Cette offre intéressée, la marquise la renouvellera plus d’une fois à sa sœur, avec cette franchise un peu crue. C’est que, dès cette époque, la frayeur de la cécité la hante, peuple toutes ses nuits de cauchemar, éveille en elle l’angoisse d’une vieillesse solitaire au fond d’un « éternel cachot. » Cette constante obsession explique le pessimisme et le découragement croissans qui paraîtront dorénavant dans cette correspondance. Toutefois, dans les premières lettres qui suivent, la satisfaction que lui cause l’emménagement à Saint-Joseph amène une heureuse diversion à ses mornes pensées.

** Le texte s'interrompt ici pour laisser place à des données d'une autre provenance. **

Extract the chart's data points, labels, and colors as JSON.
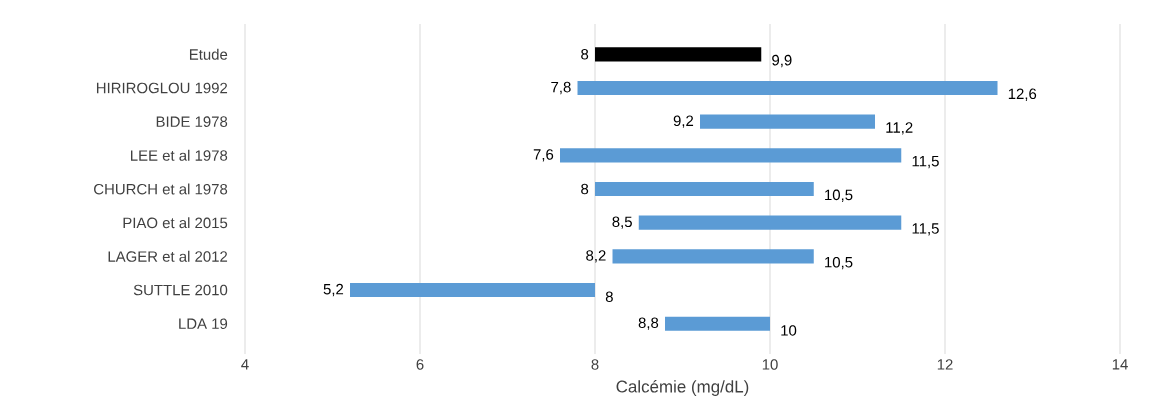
{
  "chart_data": {
    "type": "bar",
    "orientation": "horizontal",
    "xlabel": "Calcémie (mg/dL)",
    "categories": [
      "Etude",
      "HIRIROGLOU 1992",
      "BIDE 1978",
      "LEE et al 1978",
      "CHURCH et al 1978",
      "PIAO et al 2015",
      "LAGER et al 2012",
      "SUTTLE 2010",
      "LDA 19"
    ],
    "base": [
      8,
      7.8,
      9.2,
      7.6,
      8,
      8.5,
      8.2,
      5.2,
      8.8
    ],
    "values": [
      1.9,
      4.8,
      2.0,
      3.9,
      2.5,
      3.0,
      2.3,
      2.8,
      1.2
    ],
    "colors": [
      "#000000",
      "#5b9bd5",
      "#5b9bd5",
      "#5b9bd5",
      "#5b9bd5",
      "#5b9bd5",
      "#5b9bd5",
      "#5b9bd5",
      "#5b9bd5"
    ],
    "xlim": [
      4,
      14
    ],
    "xticks": [
      4,
      6,
      8,
      10,
      12,
      14
    ],
    "grid": "x",
    "annotations": [
      "8",
      "9,9",
      "7,8",
      "12,6",
      "9,2",
      "11,2",
      "7,6",
      "11,5",
      "8",
      "10,5",
      "8,5",
      "11,5",
      "8,2",
      "10,5",
      "5,2",
      "8",
      "8,8",
      "10"
    ]
  }
}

Le bail, après de nombreux pourparlers, avait été signé le 24 avril 1747 ; j’ai l’acte sous les yeux[3], et j’en donne les clauses principales pour l’édification de ceux qui sont curieux de ces menus détails : « Furent présentes sœur Marie Jourdin, supérieure, et sœur Madeleine Contey, économe de la communauté des Filles orphelines de Saint-Joseph, dites de la Providence, établies à Paris, rue Saint-Dominique, quartier Saint-Germain-des-Prés, paroisse Saint-Sulpice, lesquelles… ont donné à loyer et à prix d’argent, pour le temps et l’espace de six années consécutives qui commencent à courir du 1er juillet prochain, et promettent de faire jouir haute et puissante dame Marie de Vichy, épouse de haut et puissant seigneur Jacques du Deffand de La Lande, séparée quant aux biens dudit seigneur son époux, à ce présente et acceptante, et retenant pour elle

  1. La marquise d’Aulan, à ce moment, était dans un mauvais état de santé, qu’aggravaient de sérieux embarras d’argent et des dissentimens avec son mari.
  2. La perte d’une grosse partie de sa fortune.
  3. Archives nationales S. 4736. — Documens communiqués par l’obligeance de M. Jean Lemoine.